À ce jour, j’arrive à vivre confortablement de ma passion. J’adore ce que je fais et je ne changerais ma vie pour rien au monde. Enfin, si… l’intérieur de mon corps. Depuis que je suis jeune, j’ai la santé fragile, et plus les années passent, plus elle se détériore. Je souffre de plusieurs pathologies et cela m’a amenée à être dépressive. Et oui, tout n’est pas rose, je m’efforce de profiter de la vie malgré tout. Y a des jours avec et des jours, voire des semaines, sans. Pour soulager tous ces maux, j’ai toujours un sac rempli de cachets plus ou moins forts pour m’aider à supporter ce bordel. Malgré cela, je profite pleinement de ma vie, tout en m’accordant une journée de repos total chaque week-end, afin de me détendre et reposer mon corps. Ordre de mon médecin, de ma psy et de ma kiné, que je vois deux à trois fois par semaine, et qui m’aident à mieux supporter les jours pénibles. Mais je ne m’arrête pas de vivre pour autant, j’adore sortir, danser et faire l’amour ou baiser brutalement, tout dépend de l’envie.
D’après ma gynécologue, j’ai ce qu’on appelle une hypersexualité ou sexualité compulsive. Quand elle m’a annoncé ça un peu avant mes dix-huit ans, et devant ma grand-mère, je ne savais plus où me mettre. Mais au moins, nous avons compris d’où venait mon excitation quotidienne bien que je sois jeune. Pour elle, c’est un comportement sexuel humain qui se traduit par une recherche continue et persistante du plaisir sexuel. C’est rare chez les femmes, et il fallait que ça tombe sur moi. Si je pouvais, je baiserais à longueur de journée et je suis capable de me donner plusieurs orgasmes par jour quand je suis en période d’excitation forte et que je n’ai personne sous la main. Le plus dur à supporter est lorsque je n’ai aucune relation sexuelle avec un homme. Trois semaines, c’est ma limite… sinon, je deviens agressive et râle tout le temps, annonçant une petite dépression. Pour ça, on me donne des décontractants et somnifères pour me détendre et m’endormir. Sans cela, en période d’excitation non assouvie et de stress, je ne dors plus et mange très peu. C’est plus fort que moi, je n’arrive pas à me maintenir. C’est chiant, mais j’adore le sexe et, depuis que je suis célibataire, je trouve toujours un homme qui veut bien baiser sans engagement malgré mes rondeurs. Je suis peut-être une salope ou simplement une nymphomane, cependant, ça ne me gâche en rien la vie que je mène et j’assume parfaitement.

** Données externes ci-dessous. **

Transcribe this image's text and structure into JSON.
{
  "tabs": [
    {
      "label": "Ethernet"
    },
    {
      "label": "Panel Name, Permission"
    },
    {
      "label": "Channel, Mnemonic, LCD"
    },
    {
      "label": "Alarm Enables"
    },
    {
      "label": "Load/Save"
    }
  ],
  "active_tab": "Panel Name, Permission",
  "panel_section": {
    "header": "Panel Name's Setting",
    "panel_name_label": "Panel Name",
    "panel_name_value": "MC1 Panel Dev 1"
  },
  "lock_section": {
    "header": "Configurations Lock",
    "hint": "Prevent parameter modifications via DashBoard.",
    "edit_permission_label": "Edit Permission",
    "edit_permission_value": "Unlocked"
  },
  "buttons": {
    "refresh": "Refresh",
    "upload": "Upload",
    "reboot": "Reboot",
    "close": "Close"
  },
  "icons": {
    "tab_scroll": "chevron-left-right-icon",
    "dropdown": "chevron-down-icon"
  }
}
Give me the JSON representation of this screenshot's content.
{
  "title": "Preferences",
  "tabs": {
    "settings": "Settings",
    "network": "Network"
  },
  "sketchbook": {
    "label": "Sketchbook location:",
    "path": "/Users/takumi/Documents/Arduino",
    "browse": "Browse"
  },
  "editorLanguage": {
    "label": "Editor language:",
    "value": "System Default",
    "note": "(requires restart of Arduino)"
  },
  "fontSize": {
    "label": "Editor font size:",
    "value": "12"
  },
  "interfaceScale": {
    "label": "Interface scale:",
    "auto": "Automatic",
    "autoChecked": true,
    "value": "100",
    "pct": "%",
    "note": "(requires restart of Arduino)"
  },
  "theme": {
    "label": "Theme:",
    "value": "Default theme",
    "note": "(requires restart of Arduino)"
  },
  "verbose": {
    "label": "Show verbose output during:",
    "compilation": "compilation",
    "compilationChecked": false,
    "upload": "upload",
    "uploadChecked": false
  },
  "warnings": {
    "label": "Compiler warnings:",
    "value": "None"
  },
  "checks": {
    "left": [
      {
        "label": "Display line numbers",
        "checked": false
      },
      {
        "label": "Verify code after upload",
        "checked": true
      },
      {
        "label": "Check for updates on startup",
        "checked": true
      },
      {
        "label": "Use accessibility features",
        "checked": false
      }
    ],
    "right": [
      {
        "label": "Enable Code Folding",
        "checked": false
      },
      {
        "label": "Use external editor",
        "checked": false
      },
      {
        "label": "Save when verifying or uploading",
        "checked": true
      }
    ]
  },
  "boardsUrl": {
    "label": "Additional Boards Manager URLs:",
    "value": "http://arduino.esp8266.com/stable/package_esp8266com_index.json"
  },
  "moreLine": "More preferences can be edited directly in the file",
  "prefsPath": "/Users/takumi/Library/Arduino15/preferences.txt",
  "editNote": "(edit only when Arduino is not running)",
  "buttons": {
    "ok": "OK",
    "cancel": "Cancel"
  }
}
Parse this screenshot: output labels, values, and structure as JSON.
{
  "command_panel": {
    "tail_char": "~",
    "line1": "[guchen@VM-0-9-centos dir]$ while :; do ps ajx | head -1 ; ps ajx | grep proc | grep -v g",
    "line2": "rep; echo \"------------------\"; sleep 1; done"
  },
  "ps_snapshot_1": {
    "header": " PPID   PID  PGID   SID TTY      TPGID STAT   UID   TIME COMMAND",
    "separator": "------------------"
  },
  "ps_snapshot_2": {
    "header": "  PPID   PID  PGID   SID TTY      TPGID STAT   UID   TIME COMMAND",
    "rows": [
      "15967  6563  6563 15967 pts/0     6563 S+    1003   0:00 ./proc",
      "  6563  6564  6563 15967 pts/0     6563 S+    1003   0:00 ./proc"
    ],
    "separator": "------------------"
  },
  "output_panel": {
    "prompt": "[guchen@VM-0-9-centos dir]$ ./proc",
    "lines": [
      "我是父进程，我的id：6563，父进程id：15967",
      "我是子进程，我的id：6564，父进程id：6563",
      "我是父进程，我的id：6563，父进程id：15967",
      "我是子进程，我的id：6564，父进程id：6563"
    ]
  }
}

Je suis joyeuse, joueuse, honnête, persévérante, loyale, accro au sexe, vous l’avez bien compris, mais aussi têtue qu’une bourrique. Une vraie grande gueule qui préfère la vérité au mensonge, que ça plaise ou non, et qui n’hésite pas à se battre si cela devient nécessaire. Je suis tout simplement moi. C’est d’ailleurs pour cette raison que je n’ai encore trouvé personne qui me convienne. Je profite pleinement de ce que le futur pourra m’offrir. Car le proverbe « les hommes préfèrent les rondes » est vrai, le seul problème est que beaucoup d’entre eux n’assument pas leurs choix. Pourquoi ? Je n’en ai aucune idée.
J’ai eu deux vraies relations dans ma vie, mon premier amour, Sébastien, j’avais seize ans et lui vingt-quatre, ça n’a duré que quelques mois, mais j’étais raide de lui. C’est lui qui a pris ma virginité, c’est à lui que j’ai confié mon corps et je n’ai pas été déçue. Quand nous nous sommes séparés, car son ex est réapparue avec un ventre énorme de femme enceinte, j’ai cru que mon monde allait s’effondrer. La première année de notre rupture, je ne sortais quasiment plus, alors qu’avant je passais tous mes week-ends en boîte. Oui, j’ai toujours fait plus vieille que mon âge.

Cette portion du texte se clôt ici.